Balanced Depictions and Tech-Savvy Tension
At the same time, the director has not crafted a screed targeting the vacuousness of online fame. While it can be gratifying to watch CW exploit different internet celebrities, and a Hitchcockian sense of identification allows us to wish she doesn’t get caught, the filmmaker is somewhat understanding of the key influencer figures. Previously, he tapped into the isolation Madison experienced while on supposedly dream getaways. In this film, the director appears confident that just observing Jacob at work will make it clear that he is selling snake-oil masculinity to other doofuses; he avoids caricaturing the character.
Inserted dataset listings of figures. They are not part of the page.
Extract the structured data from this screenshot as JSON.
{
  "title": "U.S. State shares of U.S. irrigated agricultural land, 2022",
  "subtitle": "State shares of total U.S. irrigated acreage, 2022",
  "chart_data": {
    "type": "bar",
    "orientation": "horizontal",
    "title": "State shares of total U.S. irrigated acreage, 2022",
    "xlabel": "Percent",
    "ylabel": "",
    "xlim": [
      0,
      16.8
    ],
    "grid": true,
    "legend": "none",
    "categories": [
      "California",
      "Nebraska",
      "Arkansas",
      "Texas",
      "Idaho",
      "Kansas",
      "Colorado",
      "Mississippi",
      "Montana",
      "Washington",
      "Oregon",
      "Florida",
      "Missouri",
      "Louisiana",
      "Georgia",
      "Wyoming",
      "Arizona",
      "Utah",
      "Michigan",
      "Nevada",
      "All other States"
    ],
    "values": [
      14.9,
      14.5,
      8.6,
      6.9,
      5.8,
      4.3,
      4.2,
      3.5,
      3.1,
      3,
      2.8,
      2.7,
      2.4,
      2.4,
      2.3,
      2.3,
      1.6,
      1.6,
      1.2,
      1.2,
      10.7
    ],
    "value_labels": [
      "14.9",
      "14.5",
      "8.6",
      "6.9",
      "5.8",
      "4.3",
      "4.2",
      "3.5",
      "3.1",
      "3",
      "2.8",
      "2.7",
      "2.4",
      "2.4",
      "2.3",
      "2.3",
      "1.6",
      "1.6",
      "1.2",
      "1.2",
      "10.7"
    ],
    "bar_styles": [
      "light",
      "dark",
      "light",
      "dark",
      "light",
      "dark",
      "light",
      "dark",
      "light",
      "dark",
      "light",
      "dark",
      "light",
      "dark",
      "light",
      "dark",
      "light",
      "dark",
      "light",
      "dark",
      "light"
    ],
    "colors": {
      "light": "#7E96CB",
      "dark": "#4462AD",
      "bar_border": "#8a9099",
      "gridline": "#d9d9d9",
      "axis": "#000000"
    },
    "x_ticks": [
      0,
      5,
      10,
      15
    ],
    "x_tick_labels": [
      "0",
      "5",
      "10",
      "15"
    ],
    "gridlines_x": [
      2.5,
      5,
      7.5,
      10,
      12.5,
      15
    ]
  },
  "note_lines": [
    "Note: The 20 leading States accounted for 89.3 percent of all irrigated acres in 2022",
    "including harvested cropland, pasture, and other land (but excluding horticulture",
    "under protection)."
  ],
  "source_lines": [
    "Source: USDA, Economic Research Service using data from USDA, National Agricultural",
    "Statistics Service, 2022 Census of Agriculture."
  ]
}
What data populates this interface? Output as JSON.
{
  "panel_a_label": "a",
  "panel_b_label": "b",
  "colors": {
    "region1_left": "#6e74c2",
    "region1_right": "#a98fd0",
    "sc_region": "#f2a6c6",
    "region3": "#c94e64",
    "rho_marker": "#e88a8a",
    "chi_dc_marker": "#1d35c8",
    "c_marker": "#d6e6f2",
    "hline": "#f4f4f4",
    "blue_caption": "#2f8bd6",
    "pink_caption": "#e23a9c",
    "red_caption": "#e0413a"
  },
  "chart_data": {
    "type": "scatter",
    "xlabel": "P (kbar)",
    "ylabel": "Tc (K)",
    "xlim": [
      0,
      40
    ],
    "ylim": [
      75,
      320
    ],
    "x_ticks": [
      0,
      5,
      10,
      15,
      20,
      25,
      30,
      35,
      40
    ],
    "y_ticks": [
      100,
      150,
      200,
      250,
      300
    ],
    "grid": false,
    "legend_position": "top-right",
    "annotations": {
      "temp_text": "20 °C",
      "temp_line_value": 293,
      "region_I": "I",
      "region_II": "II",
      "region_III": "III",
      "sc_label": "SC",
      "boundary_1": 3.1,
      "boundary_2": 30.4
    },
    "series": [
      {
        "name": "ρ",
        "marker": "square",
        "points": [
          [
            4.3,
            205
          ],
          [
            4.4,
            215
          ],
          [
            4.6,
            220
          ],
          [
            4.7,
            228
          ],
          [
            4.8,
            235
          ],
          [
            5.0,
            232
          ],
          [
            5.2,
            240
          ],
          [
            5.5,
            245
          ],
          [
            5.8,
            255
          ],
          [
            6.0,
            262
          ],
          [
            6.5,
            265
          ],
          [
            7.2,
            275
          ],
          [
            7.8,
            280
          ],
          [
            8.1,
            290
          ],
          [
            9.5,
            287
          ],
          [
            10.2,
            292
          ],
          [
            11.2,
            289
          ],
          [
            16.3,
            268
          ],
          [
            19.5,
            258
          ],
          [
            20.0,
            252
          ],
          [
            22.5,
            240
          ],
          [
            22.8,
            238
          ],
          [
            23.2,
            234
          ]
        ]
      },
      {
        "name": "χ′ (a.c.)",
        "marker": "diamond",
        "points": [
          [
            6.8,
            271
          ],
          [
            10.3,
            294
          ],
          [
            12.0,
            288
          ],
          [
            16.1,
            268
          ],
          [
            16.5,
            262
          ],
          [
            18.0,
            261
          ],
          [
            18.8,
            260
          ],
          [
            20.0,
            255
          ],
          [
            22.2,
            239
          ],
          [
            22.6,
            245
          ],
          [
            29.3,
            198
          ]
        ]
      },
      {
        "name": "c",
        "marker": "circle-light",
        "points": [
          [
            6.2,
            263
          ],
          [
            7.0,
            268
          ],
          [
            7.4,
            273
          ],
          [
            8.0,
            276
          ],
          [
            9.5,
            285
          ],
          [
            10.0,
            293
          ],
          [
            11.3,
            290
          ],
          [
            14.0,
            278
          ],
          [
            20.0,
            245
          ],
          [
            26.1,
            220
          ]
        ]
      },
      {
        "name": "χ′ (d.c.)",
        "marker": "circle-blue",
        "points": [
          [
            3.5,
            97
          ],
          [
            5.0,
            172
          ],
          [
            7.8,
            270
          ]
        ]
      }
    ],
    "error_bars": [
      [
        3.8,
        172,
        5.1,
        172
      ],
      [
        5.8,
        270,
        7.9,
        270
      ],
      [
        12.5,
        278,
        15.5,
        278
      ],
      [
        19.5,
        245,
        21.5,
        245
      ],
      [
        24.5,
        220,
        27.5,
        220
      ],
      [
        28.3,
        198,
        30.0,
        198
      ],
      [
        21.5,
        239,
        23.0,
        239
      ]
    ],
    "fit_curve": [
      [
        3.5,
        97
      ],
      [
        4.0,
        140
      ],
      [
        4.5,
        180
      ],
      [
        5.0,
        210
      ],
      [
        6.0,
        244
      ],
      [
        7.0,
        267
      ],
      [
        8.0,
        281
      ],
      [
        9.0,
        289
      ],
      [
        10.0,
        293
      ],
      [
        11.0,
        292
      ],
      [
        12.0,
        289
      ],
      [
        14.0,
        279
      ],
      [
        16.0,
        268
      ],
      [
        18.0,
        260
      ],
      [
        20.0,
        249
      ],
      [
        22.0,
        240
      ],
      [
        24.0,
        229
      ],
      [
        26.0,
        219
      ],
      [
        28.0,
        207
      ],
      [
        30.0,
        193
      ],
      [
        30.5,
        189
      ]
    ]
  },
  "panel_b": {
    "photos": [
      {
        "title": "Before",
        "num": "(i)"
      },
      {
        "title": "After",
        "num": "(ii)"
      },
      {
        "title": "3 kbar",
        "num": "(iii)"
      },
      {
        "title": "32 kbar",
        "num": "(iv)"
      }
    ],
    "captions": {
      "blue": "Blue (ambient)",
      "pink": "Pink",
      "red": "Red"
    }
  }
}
He even gives Jacob a degree of respect through depicting his true devotion to his girlfriend; he is two-faced, yet Ariana is a partner in his double standards, not someone exploited by it.
The flip side of Harder’s even-keeled presentation is that it may occasionally seem that he’s nodding at bits of modern online life without deeply exploring them. This is especially true of the way he introduces artificial intelligence into the plot, an intriguing development which misses the psychosexual kick it should have. The pluralized title of Influencers might give fans of the first movie expectations of an Aliens-style escalation, and the movie ultimately delivers that, with a suitably wild final act. But before that, it’s more like a polished Alfred Hitchcock movie than an frenzied, tech-addled De Palma-style shocker. Influencers’ heavy use of actual places may also be what keeps it from coming across like pure nightmare fuel. Our society may be overrun with content-churning influencers, digital deception, and self-serving tourism, but the world itself remains present, for now.